Dr. Sun and Sam from Sun Lab with a new Article, Harnessing Immune Memory: mRNA Vaccines in COVID-19 and Beyond

Left – Dr. Jie Sun, Right – Sam Young

Jie Sun, PhD, Harrison Distinguished Teaching Professor of Diseases and International Health, University of Virginia School of Medicine

 Samuel P. Young, Graduate Student, Microbiology, Immunology, and Cancer Biology, University of Virginia

I’ve spent much of my professional career in the field of viral immunology, studying the vastly complex responses elicited by the human immune system upon infection. My scientific focus has centered around how the immune system defends the body from viral infection, in order to ultimately improve patient treatment options. My journey has been significantly influenced by the University of Virginia, where I trained as a postdoc under the mentorship of the late Dr. Thomas Braciale. Coming full circle, Dr. Braciale persuaded me back to UVA in early 2022 as a faculty member.

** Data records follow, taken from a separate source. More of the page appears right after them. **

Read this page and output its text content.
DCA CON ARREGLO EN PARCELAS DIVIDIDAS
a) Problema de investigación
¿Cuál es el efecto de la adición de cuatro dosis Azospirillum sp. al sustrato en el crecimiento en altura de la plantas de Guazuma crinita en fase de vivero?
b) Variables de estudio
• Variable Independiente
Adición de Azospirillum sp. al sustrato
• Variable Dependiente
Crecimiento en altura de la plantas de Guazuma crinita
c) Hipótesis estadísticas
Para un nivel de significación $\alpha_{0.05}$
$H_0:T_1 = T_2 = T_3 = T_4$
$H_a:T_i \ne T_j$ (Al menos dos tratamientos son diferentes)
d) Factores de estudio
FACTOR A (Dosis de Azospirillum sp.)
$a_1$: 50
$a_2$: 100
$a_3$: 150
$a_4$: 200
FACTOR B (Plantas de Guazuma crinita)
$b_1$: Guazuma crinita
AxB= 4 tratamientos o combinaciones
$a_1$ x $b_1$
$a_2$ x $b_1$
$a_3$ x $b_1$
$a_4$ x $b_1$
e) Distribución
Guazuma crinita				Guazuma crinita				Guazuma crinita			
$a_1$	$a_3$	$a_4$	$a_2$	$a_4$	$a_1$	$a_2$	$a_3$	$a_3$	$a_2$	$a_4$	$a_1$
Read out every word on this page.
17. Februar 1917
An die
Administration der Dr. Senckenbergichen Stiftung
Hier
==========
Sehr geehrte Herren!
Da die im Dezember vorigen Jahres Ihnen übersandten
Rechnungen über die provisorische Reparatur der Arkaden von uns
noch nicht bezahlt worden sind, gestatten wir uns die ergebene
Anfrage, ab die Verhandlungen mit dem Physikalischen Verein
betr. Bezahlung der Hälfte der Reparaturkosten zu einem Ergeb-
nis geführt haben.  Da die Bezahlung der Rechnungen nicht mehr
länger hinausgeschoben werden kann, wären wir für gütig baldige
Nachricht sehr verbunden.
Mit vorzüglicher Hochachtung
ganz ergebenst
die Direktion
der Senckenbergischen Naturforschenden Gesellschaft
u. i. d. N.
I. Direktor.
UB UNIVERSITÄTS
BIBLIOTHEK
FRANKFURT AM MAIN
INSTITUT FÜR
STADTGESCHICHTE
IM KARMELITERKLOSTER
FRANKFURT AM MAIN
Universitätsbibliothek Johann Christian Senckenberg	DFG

As a viral immunologist, the COVID-19 pandemic has taught me a lot about the resiliency of humanity, especially concerning the unrelenting nature of scientific discovery. Given the dire need for rapid development of a COVID-19 vaccine, two decades’ worth of scientific discovery and ingenuity was expedited, culminating in the deployment of a novel ‘mRNA vaccine’ with world-saving efficacy.

Messenger RNA, or mRNA, serves as a blueprint for all cellular lifeforms to construct functional proteins. The idea behind an mRNA vaccine is that by providing our cells with a harmless blueprint derived from a pathogen like COVID-19, we can teach our immune system how to recognize and defend itself without causing disease. The foundational discoveries that enabled the rapid development of the COVID-19 mRNA vaccine originated at the University of Pennsylvania in the early 2000s, coincidentally during the time I was a graduate student there. It was there that Dr. Katalin Karikó and Dr. Drew Weissman discovered a method in which mRNA can be synthetically produced to promote long-lasting immune memory against potentially unseen pathogens, which led to their winning of the 2023 Nobel Prize in Medicine.

The key strength of the COVID-19 vaccine lies in its ability to reduce severe disease and, ultimately, death. However, a major focus of my research lab has centered around whether we can develop a vaccination strategy to prevent infection altogether. We like to compare this concept to a medieval castle, where the castle is the body and the soldiers are the cells of the immune system, valiantly defending their kingdom from invading pathogens. The current COVID-19 vaccine helps to train these cell-soldiers to fight against infection inside the castle walls but does not prevent breaching of the castle gate itself. Our plan is not only to train soldiers inside the gate to fight infection but also to deploy soldiers outside the gate to prevent infection altogether.

Using the cutting-edge mouse research facilities and technology available at UVA, we have harnessed a two-pronged vaccination strategy. An initial mRNA vaccine is first administered to lay the groundwork for a strong immune response, followed by an inhaled vaccination designed to mimic the normal COVID-19 viral route of entry through the airways. This is a vaccination strategy that has been used to great effect in India and China, and in our hands, we have found that the inhalation vaccine is able to enhance the immune system’s strength more specifically within the respiratory tract and lungs, leading to enhanced barrier protection (i.e. trained soldiers outside the castle gate).

These findings have led us to wonder whether other lung diseases, such as lung cancer, may benefit from a similar vaccination approach. Driving this project forward is my graduate student, Sam, so I thought he should be the one to explain it to you.

Adjacent to Jie’s central research focus, my interests lie in developing strategies to enhance the immune system’s ability to recognize and kill cancer cells. These interests arose during my undergraduate education, where I studied how repeated cellular mutations can drive cancer development. Speaking with Jie about my scientific interests, I realized the incredible potential his vaccination strategy could have in treating not just COVID-19, but other respiratory diseases like lung cancer.

While vaccines are predominately used to treat infectious diseases, they can also be used to treat cancer. Cancer development is primarily driven through damage-induced DNA mutations, and subsequent mutant protein production. These mutant proteins can resemble normal proteins with often increased/decreased function or can be new proteins entirely. Therefore, we can develop vaccines that teach the immune system how to selectively kill cancer cells producing mutant proteins, while keeping healthy cells intact.

To apply our mRNA+inhalation vaccine strategy to cancer, we have a model system where cancer cells are administered into the lungs of mice. These cancer cells all produce the same mutated protein called “HELLO”. Currently, I’m developing an mRNA vaccine to specifically target the mutant HELLO protein. Part of HELLO is fluorescent red in color, allowing me to verify that my mRNA vaccine is correctly instructing cells (i.e. if I see red under a microscope, the cells are using the mRNA to make HELLO protein). Once developed, I will use this mRNA vaccine in combination with an inhalation vaccine to determine its therapeutic effect in cancer-burdened mice. Future work will entail figuring out how this vaccination strategy works at the molecular level to reduce cancer burden.